Make Sure Your Search For Happiness Isn’t Sabotaging Your Peace

With anxiety and depression at an all-time high in the western world the search for happiness is a common one. You’re not alone in the struggle to understand how to keep a positive mental perspective with all the challenges of modern life.

The search for happiness can actually sabotage your peace of mind and health by drawing attention to feelings that you’re not happy. Seeing yourself as stuck, feeling the need to find happiness, focusing you on what’s wrong instead or what’s right in your life reinforces feelings of lack.

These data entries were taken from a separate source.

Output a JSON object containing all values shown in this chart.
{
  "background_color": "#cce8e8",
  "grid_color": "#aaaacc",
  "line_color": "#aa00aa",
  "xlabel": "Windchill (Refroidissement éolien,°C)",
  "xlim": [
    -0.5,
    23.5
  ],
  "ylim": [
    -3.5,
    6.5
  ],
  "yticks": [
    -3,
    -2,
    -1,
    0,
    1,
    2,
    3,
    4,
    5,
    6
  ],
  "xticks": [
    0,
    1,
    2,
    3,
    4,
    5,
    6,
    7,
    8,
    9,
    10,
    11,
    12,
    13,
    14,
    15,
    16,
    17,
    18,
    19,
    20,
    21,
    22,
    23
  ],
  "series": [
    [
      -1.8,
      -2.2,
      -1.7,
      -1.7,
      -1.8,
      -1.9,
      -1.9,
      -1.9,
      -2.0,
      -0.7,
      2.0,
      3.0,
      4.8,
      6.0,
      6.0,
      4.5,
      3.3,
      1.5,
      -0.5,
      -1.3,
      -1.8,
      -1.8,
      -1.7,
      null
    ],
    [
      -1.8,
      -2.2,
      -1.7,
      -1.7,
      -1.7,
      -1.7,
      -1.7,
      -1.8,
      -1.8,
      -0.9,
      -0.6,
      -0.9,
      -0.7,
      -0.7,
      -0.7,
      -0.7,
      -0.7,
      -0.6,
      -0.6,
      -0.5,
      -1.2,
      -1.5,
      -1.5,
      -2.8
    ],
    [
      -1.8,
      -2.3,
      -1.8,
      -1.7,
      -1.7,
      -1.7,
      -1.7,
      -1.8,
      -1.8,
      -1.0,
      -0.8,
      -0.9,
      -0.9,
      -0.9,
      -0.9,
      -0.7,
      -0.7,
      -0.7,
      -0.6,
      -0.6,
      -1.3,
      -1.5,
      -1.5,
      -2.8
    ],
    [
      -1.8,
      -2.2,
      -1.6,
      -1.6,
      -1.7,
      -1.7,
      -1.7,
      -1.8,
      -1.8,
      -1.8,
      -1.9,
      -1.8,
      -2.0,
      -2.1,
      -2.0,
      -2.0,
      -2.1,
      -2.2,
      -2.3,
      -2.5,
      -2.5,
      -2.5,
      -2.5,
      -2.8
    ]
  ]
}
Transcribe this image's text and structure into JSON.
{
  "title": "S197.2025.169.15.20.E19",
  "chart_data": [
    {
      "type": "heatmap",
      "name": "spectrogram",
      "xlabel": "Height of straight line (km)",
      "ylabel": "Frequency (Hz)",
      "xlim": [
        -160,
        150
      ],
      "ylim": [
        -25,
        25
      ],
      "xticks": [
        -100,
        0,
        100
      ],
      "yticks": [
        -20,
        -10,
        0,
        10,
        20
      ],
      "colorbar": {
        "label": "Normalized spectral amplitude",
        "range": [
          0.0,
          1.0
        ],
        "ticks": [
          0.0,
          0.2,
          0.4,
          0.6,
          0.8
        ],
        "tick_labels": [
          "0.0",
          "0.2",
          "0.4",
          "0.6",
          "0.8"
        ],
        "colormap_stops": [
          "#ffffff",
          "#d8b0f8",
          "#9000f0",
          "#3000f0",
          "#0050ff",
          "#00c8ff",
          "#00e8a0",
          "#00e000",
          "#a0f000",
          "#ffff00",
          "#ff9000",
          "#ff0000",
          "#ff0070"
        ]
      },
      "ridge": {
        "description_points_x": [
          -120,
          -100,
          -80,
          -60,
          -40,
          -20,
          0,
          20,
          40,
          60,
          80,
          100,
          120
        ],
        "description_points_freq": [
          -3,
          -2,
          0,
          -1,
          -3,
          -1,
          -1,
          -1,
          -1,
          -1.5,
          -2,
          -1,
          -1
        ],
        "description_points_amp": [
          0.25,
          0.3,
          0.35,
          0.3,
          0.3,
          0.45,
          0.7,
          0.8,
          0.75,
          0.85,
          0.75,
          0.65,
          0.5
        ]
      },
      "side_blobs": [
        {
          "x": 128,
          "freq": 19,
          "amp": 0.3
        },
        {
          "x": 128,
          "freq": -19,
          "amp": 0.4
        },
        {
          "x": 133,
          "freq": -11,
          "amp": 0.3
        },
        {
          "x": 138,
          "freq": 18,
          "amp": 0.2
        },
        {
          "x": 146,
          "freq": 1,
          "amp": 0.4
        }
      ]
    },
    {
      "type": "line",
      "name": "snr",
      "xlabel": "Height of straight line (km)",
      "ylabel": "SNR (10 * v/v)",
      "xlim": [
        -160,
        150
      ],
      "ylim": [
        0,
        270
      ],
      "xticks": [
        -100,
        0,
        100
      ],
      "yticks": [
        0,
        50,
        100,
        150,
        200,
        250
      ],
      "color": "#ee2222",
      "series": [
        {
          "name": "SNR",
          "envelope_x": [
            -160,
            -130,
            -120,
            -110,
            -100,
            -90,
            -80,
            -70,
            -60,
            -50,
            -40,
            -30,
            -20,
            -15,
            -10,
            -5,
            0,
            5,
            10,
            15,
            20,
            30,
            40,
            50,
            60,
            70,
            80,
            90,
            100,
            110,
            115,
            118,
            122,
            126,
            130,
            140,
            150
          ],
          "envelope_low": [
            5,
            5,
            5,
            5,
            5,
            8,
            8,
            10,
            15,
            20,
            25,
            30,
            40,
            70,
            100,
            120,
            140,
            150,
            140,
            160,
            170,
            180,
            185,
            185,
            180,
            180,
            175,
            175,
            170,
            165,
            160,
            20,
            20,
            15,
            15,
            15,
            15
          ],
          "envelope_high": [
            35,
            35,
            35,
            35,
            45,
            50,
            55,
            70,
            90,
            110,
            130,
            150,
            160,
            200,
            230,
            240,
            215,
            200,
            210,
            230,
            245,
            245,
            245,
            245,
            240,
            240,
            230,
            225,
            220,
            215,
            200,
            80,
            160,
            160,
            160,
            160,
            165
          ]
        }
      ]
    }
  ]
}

In the movie ‘Hector and the Search for Happiness’, Hector is a quirky psychologist who is frustrated with his job and humdrum life. He leaves his lovely girlfriend Clara to learn how to find happiness and through his adventures runs the gamut of emotions including facing death. He learns that it’s the ‘happiness of pursuit’ that’s important and reunites with Clara to start a family.

Perhaps you can remember a time when you obsessed about everything you wanted to have and didn’t, almost losing the people and things you did have. When you have enough food and a home, friends, and family, it’s time to look for contentment and joy inside and to build on the relationship with yourself.

Happiness doesn’t exist in the future, it’s a moment-to-moment experience that arises when the right conditions are created in your mind and body.

Instead of seeking happiness outside yourself, start to notice and appreciate times when you feel good inside during the day.

  • Waking up after a good night’s sleep and feeling cozy and warm in your bed-
  • A nice cup of coffee or tea during a break from working-
  • Take time to appreciate the times that you spend with people you enjoy.

Understanding that it’s these kind of experiences that have the most effect on day-to-day joy will make the search for happiness unnecessary. You’ll be less worried about the future and have less attachment to whether things turn out exactly as you planned- this is called detachment in the yoga teachings.

Detachment doesn’t mean you don’t care; it helps to keep you on an even keel. By creating stability in your thoughts, emotions, and body you’ll build the foundation for happiness, and finding and keeping a flow that supports your purpose in life will become easy.

So stop searching for happiness and start appreciating the joy you already experience today.